Inside of ten more minutes, she was within sight of shore. Some automobile lights were moving on a road back from the dark shoreline, an indication in itself that she was in Canada now, nearly safe.
She made the other side, and faced a wooden wall that didn’t look at all hard to climb although a bit slippery. She reached the top, only three meters above her, hauled herself out of the channel and lay there on her back, gasping and exhausted but feeling exultant.
She’d made it!
Suddenly a voice said, in a slight Canadian accent not too far from her, “Just lie still there, ma’am, and don’t move. I have a rifle trained on you and it has an infrared sniperscope attached.”
She lay still as ordered, too tired to care what he said and too washed out to have made a move if she’d wanted to.
She heard the sentry or whatever he was talking on a walkie-talkie, but couldn’t hear either end of the conversation.
“What is your name and why have you swum the channel?” the sentry demanded.
“San-Sandra,” She forced herself to speak.
“Sandra O’Connell. I have been drugged and kept in a pris’n. I got away. I need help.”

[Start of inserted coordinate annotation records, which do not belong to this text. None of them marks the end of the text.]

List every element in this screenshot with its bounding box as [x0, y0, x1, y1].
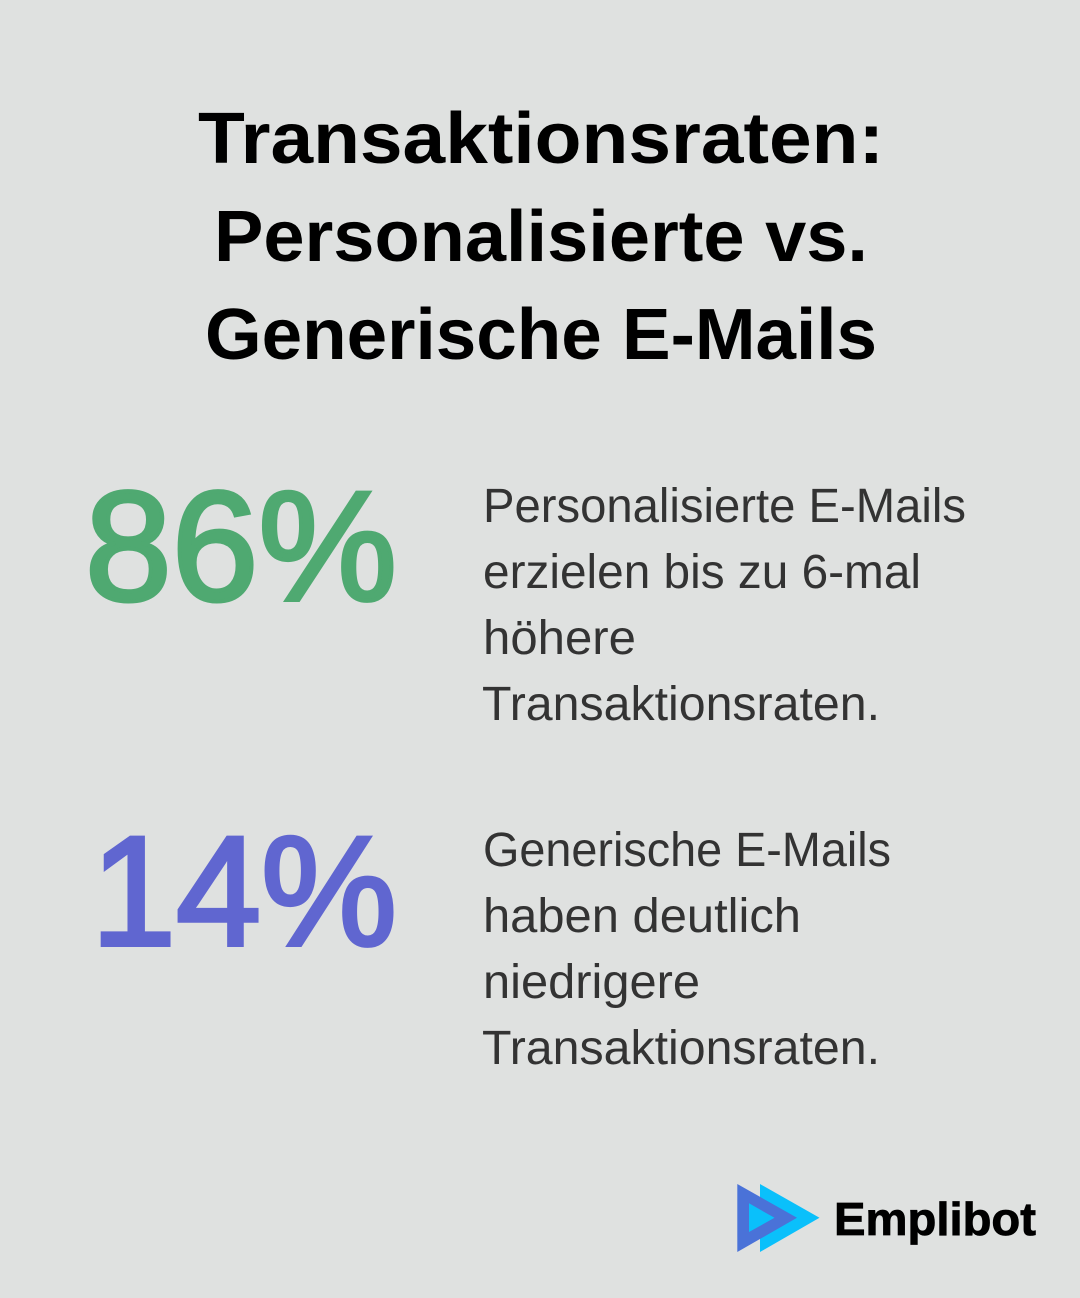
text block: generic emails: Transaktionsraten.	[482, 1022, 880, 1075]
text block: generic emails: haben deutlich	[483, 890, 801, 943]
title: Transaktionsraten:	[198, 99, 884, 179]
text block: personalised emails: erzielen bis zu 6-mal	[483, 546, 921, 599]
stat: 14%: 14%	[91, 805, 397, 979]
text block: generic emails: niedrigere	[483, 956, 700, 1009]
icon: Emplibot logo mark	[737, 1184, 820, 1252]
title: Generische E-Mails	[205, 295, 877, 375]
title: Personalisierte vs.	[214, 197, 868, 277]
stat: 86%: 86%	[85, 460, 397, 634]
title	[198, 99, 884, 375]
text block: personalised emails: höhere	[483, 612, 636, 665]
text block: generic emails: Generische E-Mails	[483, 824, 891, 877]
text block: personalised emails: Personalisierte E-Mails	[483, 480, 966, 533]
text block: generic emails	[482, 824, 891, 1075]
text block: personalised emails: Transaktionsraten.	[482, 678, 880, 731]
logo wordmark: Emplibot	[834, 1193, 1036, 1245]
text block: personalised emails	[482, 480, 966, 731]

The sentry relayed this through his walkie-talkie.
A couple of minutes passed with no words between them. She just lay there and looked at the patrol boats and city lights across the way and marveled to herself that she’d swum that. Now an ambulance arrived, and she heard people getting out. She turned, and was surprised to see that they wore protective suits of some kind.
They lifted her gently onto a stretcher and wheeled her efficiently to the ambulance, slid her in the back, and closed the doors. No one got in with her, to her surprise, and they were soon under way.
There was a hissing sound, which, she discovered, was oxygen being pumped into the rear chamber which was, incongruously, sealed.